COVID-19: Close to 56 Percent of Deceased in Bhopal are Gas Tragedy Survivors
Bhopal: The COVID-19 pandemic is turning out to be more deadly for the victims of the Bhopal gas tragedy – considered to be the world’s worst industrial disaster – than for other patients. Every second death due to the pandemic in the state capital is a victim of the tragedy which occurred between December 2 and 3 in 1984.
Data released by non-governmental organisations (NGOs) working for the rehabilitation of the victims revealed that out of 450 COVID-19-related deaths in Bhopal till October 18, 56% (254) of the deceased were victims of the tragedy that took place 36 years ago.
The COVID-19 death rate among those exposed to methyl isocyanate (MIC) – the gas that leaked that fateful night – is 6.5 times more when compared to those who weren’t. “The pandemic has exposed the official lie that 93% of those exposed to Union Carbide’s poisonous gases had only temporary injuries,” said Rashida Bee, President of the Bhopal Gas Peedit Mahila Stationery Karmchari Sangh.
“We have official records which show that the gas-exposed population, which is 17% of the district’s population of 2.8 million, has contributed to 56% of COVID-19 deaths in the district so far,” she added.
Talking about the risks COVID-19 poses to victims of the tragedy, Dr. Ashok Tiwari of Bhopal Gas Rahat Hospital said: “The majority of the gas victims are suffering from lung infection, cancer, liver infections, hypertension, diabetes and other afflictions and their immunity is weaker than that of a common patient. Hence, they are more prone to the pandemic and fall prey to it.”
However, Subodh Varshney, a surgical gastroenterologist with the Bhopal Memorial Hospital and Research Centre (BMHRC) had a different take on why COVID-19 was affecting the victims more. “Why gas victims are dying from COVID-19 in Bhopal needs to be analysed, but it also has a lot to do with their social-economic condition,” he said.
“In old Bhopal, where people are dying, hygiene is an exception and overcrowding a rule.
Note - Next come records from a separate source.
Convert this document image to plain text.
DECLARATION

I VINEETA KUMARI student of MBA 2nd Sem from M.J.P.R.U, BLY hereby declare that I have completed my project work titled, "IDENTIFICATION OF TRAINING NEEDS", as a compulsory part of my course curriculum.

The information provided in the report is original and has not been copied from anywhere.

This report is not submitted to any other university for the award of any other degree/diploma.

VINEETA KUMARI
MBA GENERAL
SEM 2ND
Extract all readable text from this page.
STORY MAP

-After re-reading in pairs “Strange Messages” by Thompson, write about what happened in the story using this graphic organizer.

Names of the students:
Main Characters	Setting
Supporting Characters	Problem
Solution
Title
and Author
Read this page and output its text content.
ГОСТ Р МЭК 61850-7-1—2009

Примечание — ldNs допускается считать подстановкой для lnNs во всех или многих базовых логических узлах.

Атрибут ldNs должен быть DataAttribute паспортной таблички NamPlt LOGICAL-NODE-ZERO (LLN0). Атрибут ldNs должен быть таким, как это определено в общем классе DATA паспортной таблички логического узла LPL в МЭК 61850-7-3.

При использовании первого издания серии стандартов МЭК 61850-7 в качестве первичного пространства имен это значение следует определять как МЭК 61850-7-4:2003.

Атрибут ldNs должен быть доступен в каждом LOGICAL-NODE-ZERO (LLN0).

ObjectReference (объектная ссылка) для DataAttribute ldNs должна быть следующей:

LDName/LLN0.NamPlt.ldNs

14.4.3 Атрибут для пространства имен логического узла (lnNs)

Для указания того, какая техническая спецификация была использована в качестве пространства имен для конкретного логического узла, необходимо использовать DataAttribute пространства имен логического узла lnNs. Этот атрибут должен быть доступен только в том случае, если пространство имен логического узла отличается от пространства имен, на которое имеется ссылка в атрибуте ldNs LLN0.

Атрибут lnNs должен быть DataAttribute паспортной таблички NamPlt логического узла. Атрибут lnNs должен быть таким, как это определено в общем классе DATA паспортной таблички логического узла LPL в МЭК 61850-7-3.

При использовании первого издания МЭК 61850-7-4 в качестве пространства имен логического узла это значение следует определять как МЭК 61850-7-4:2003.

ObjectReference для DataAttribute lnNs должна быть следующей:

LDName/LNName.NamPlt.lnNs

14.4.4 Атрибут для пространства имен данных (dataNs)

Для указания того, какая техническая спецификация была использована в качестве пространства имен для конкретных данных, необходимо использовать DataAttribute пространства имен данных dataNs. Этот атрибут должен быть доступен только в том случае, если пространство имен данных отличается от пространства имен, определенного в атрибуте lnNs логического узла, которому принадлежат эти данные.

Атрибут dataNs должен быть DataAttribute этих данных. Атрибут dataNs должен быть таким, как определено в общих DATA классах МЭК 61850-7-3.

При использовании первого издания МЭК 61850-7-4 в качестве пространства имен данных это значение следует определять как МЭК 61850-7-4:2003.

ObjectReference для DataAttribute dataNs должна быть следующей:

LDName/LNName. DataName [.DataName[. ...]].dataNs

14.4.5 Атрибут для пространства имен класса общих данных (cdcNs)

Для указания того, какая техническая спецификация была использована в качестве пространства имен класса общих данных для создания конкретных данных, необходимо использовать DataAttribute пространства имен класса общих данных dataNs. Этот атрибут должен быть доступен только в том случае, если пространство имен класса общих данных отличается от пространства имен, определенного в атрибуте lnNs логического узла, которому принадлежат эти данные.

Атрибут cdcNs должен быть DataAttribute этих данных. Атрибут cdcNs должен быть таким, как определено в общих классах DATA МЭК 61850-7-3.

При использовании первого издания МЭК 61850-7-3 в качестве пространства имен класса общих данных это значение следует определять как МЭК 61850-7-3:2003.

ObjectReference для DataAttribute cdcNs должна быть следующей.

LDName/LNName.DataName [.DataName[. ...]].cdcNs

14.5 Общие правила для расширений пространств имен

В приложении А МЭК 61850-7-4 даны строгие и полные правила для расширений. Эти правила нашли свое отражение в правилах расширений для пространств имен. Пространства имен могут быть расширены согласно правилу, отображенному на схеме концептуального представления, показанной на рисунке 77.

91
There are gas victims in new Bhopal, too, but here, it is an open atmosphere. There is not much crowding. Poor hygiene and overcrowding lead to a greater viral load in the atmosphere and residents of such areas become more prone to contracting the infection,” he added.
‘Gas Victims NGOs already Flagged it to Govts, but in Vain’
Sensing the threat that the virus poses to the survivors, given their already poor health condition, the survivors’ associations have already flagged the issue to the state government as well as to the Centre, saying that they were more prone to the disease as they already suffer from respiratory issues and have lung diseases and needed special attention. They dashed off the letters to the Chief Minister, Prime Minister and the Union Health Department and the Bhopal collector in March, but all in vain.
On March 21, a day before the first COVID-19 patient was detected in Bhopal, four activist groups flagged the looming threat of the pandemic on them, pleading for special attention.
“Even after the death of four gas victims due to COVID-19 in Bhopal during April, the State Government and the Health Department didn’t start screening gas survivors. All of them tested positive for COVID-19 following their deaths.” said Rachna Dhingra, an activist with the Bhopal Group for Information and Action (BGIA).
She added that the BMHRC, run by the Indian Council of Medical Research (ICMR) and the Bhopal-based National Institute for Research in Environmental Health (NIREH), has a list of gas victims who are suffering from diseases like chronic obstructive pulmonary disorder (COPD), kidney ailments, lung infection, cancer and diabetes, which render them highly vulnerable to the infection and that no special screening has been carried out for the victims.
“They should have reached out to such gas victims and screened them but nobody cared to do that. In fact, when the district administration initially took over the BMHRC they began to turn the gas survivors away,” she said. The hospital was built solely for treating patients who had suffered as a result of the gas leak.
NGOs Demanded Compensation
During a press conference on November 24, the NGOs demanded extra compensation from the Government as well as Dow Chemical Company.
“The injuries caused by exposure to Methyl Isocyanate are permanent in nature, yet more than 90% of the exposed people have been paid only 500 US dollars compensation for temporary injuries. It is a pity that it took a global pandemic to highlight the injustice meted to the victims of the world’s worst industrial disaster,” said Nausheen Khan of Children Against Dow Carbide.
“Dow Chemical has used the pandemic to cut thousands of jobs and make more profit by producing hand sanitisers, but it looks the other way when the pandemic exposes the lasting damage its subsidiary caused in Bhopal. Dow Chemical continues to evade the pending civil, criminal and environmental liabilities of Union Carbide in Bhopal,” she added.